To Dave, he’s propping up team culture with every chuckled response he receives across the office. Dave sees the open plan environment as an opportunity for social interactions and strengthening morale. He’s marked Friday as his ‘sociability’ day. Monday to Thursday, he works, undistracted from home. But for me, Friday is not sociability day, and I’m unsure Dave is aware enough to pick up on this.
No doubt facilities managers see these interactions regularly play out. But what about attention management when working in an open plan environment? For people like Dave, if you’ve chosen today to work in the wide-open plan, you are fair game. If you weren’t there to chat, you’d surely choose a more secluded seat.
In the open-plan working world, expressions of our ‘availability’ have had to adapt. In the absence of an office door to stand by (or shut) when a conversation is eating into valuable productivity time, our escape tactics are now more nuanced – a one-in-one-out wireless headphone dance has become a familiar sight and setting your MS Teams availability to ‘busy’ may only stop you getting unwanted social calls.
And so, the dilemma for facilities managers is: if people are continuously distracted, they will choose to work elsewhere. While property costs second only to an organisation’s salary costs, the most precious commodity to an organisation is not land or space, nor the bounty load of information many organisations hold. Today, an organisation’s most precious resource is attention. The challenge for facilities managers is to engineer an office landscape that minimises unwelcome distractions and allows employees to focus on company goals through attention management.
Already, the battle for attention is played out across our computer, phone, and tablet screens with new intranet projects championed by organisations almost daily. Added to this are external websites and social media, all carefully engineered to consume as much of our attention and time as possible. Aware of this, many organisations are looking at ways to reduce information overload and protect fatigue by cutting down on screen time across digital resources.

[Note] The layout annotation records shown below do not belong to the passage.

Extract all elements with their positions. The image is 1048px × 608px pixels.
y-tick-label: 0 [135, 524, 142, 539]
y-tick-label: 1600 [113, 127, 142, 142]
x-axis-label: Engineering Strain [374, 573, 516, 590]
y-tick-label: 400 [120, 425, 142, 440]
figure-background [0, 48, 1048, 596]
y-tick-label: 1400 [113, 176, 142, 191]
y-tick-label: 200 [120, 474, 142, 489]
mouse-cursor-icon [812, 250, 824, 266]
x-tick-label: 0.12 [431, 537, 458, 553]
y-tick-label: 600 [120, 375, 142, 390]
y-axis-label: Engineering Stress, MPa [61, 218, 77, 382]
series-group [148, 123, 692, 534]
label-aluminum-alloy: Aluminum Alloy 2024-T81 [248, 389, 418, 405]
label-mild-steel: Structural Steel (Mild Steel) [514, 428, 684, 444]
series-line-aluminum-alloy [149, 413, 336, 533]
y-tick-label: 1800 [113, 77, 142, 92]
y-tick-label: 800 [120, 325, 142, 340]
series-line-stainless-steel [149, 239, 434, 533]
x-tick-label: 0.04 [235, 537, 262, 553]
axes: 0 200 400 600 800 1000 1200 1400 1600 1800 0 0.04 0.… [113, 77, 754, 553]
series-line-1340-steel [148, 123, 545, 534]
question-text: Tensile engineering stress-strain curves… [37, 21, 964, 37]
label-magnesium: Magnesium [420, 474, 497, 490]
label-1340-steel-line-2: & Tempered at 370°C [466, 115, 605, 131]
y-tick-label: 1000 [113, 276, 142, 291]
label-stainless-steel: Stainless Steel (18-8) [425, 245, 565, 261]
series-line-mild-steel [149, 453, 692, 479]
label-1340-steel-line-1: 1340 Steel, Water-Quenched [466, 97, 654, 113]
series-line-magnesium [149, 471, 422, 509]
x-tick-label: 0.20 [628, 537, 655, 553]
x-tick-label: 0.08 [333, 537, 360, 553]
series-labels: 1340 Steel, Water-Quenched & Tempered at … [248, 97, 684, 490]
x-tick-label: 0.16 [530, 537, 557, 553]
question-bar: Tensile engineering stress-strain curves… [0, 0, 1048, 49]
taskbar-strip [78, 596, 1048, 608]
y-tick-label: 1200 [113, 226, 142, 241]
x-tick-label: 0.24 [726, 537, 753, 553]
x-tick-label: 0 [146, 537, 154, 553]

So, what can facilities managers do to protect the precious resource of attention? The answer can often be found by watching how office occupants use subtle cues to show their availability. If they want to be left to focus, they might assume a posture that tells others they’re in ‘do not disturb’ mode or wear headphones.
For facilities managers, however, activity-based working (ABW) can be an invaluable tool – in an office geared to ABW an office worker can clearly signal to others whether they are available or not simply by where they are. Standing by the printer or in the coffee area means you are likely fair game to hear Dave’s jokes; occupying a desk in the open plan area means ‘approach with caution’, but someone in the quiet study area is distinctly off limits. ABW is not just about furnishing people with different working environments rather, its providing office workers with the ability to signpost how available they are throughout the day – and it beats the traditional an ‘open/closed door’ policy or standing by the door and waiting for the hint to dawn on your guest.
For those without the luxury of an ABW environment, you might consider the very practical ‘beer mat’ approach used in Latin America: turn the beer mat green-side up to show that you welcome a waiter with roasted pineapple or meat on a skewer, or turn the beer mat over to the red-side to show that you have had enough.